Se puede afirmar que desde junio pasado, cuando alcanzó el triunfo en la elección para gobernador de Veracruz, Miguel Ángel Yunes Linares fue desgranando los nombres de los integrantes de su primer círculo en la administración que inicia el día de hoy.

Prácticamente desde ese mes, gracias a filtraciones, los medios de comunicación dieron a conocer a la mayor parte de quienes lo acompañarían en su gobierno. A veces, como ejercicios intuitivos, periodistas de todo el estado empezaron a hacer planillas de funcionarios, especulando incluso, las razones para incluirlos. El propio Yunes Linares, el día de anteayer, confirmó la lista definitiva que dio desde temprano uno de sus medios preferidos, ese mismo día en el puerto de Veracruz.

Ayer por la mañana en Boca del Río, el gobernador del bienio dio a conocer los nombres de los principales funcionarios, así como el de varios titulares de organismos públicos y algunas subsecretarías.

De ese evento, se derivan varias lecturas, que tienen que ver con su proyecto político para los años siguientes. La primera sensación es que varios de los seleccionados no tienen la experiencia suficiente para los cargos a los que fueron invitados.

Pero ese detalle no es tan importante, dado que el ejecutivo del estado realmente gobernará con 3 o 4 colaboradores, que serán los verdaderos jefes y cuyos nombres son bien conocidos por todos los políticos veracruzanos. Manuel Muñoz Gánem, Enrique Pérez Rodríguez y Leopoldo Domínguez Armengual, por ejemplo.

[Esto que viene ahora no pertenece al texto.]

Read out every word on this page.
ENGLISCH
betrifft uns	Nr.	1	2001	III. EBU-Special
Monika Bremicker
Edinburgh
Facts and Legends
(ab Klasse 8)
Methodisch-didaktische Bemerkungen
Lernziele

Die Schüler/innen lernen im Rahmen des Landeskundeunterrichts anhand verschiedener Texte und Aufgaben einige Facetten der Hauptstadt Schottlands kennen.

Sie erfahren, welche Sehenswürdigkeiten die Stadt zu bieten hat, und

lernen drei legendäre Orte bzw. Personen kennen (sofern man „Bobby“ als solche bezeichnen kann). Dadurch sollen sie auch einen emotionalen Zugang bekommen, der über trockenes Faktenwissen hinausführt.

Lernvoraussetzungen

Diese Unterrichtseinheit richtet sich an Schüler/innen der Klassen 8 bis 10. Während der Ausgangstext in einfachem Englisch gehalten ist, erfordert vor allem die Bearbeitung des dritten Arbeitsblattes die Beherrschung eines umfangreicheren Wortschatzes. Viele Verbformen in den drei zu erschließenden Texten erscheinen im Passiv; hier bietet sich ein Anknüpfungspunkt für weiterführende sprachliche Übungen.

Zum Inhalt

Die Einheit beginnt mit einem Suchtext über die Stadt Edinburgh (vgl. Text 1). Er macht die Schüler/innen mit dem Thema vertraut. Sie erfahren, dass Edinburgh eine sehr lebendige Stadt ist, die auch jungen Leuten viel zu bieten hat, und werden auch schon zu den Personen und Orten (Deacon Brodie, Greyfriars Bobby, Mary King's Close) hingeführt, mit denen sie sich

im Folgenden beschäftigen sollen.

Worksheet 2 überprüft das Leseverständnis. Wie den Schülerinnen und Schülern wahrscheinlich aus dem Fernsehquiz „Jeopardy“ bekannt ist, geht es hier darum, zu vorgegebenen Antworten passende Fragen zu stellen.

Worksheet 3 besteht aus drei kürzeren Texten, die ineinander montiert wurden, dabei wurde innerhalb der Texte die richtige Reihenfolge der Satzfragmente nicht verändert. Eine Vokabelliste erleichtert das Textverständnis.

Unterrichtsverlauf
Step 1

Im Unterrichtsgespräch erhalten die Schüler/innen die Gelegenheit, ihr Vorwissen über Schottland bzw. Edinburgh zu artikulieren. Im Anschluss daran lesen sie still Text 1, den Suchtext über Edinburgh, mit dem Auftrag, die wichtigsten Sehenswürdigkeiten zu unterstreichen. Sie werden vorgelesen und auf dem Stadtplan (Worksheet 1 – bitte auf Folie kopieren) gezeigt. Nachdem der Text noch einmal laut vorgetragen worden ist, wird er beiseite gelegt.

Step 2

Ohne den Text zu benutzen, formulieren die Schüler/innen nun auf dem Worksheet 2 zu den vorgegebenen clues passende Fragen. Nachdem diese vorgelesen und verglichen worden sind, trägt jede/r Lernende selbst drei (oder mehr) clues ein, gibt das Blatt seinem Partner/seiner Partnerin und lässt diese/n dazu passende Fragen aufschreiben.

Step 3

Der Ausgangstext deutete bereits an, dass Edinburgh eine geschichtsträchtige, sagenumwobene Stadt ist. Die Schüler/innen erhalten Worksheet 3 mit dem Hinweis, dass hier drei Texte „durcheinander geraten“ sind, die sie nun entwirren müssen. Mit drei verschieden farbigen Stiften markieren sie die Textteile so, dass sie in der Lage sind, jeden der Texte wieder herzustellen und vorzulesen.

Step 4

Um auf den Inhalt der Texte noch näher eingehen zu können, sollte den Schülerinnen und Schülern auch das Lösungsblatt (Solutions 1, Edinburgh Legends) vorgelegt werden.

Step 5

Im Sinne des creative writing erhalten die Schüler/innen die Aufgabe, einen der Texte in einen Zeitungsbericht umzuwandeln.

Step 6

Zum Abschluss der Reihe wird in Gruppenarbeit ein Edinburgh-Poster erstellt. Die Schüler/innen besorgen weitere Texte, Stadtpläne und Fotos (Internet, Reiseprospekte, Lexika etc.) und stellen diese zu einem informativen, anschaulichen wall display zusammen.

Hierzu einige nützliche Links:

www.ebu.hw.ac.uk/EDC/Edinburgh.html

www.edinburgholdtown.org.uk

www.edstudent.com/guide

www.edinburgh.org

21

Las designaciones de personajes con medallas académicas, como Clementina Guerrero, Mariana Aguilar, Enrique Nachón o Hilario Barcelata, obedecen a la necesidad de colocar en esas áreas a personas que puedan atemperar con sus argumentos técnicos, presiones empresariales, posibles manifestaciones sociales, insistencia de pagos o marchas de jubilados y pensionados, entre otros. Estos colaboradores son los que están destinados a sufrir el desgaste político.

Pareciera que MAYL rescató y unió a varios de sus contemporáneos de la vieja guardia política veracruzana, afines a él, con perfil enfocado a un mayor control y vigilancia policiaca y social, como son los casos de José Luis Lagunes López y Jaime Téllez Marié, o como el propio Enrique Pérez.

La principal apreciación es que los convocados a su gobierno, son personas que no tienen posibilidad de crecimiento político. A veces por vejez, a veces por juventud y poca trayectoria. Algunos por incapacidad probada. Otros, por ser políticos de ideología diversa, con enemigos dentro del mismo grupo de funcionarios.

Estas circunstancias, resultan muy apropiadas para asegurar que Miguel y Fernando Yunes Márquez, no tengan competencia política para lo que venga en un poco más de un año. Casi, casi, pareciera que las cosas se están organizando para aligerar y no entorpecer caminos.

Si se mira todo desde este punto de vista, podemos afirmar que el gabinete de Yunes Linares cumple esas expectativas de manera suficiente. Los graves problemas del estado son cada día más complejos. En relación a ello, Veracruz tendrá que sostenerse a partir de su capacidad de resiliencia.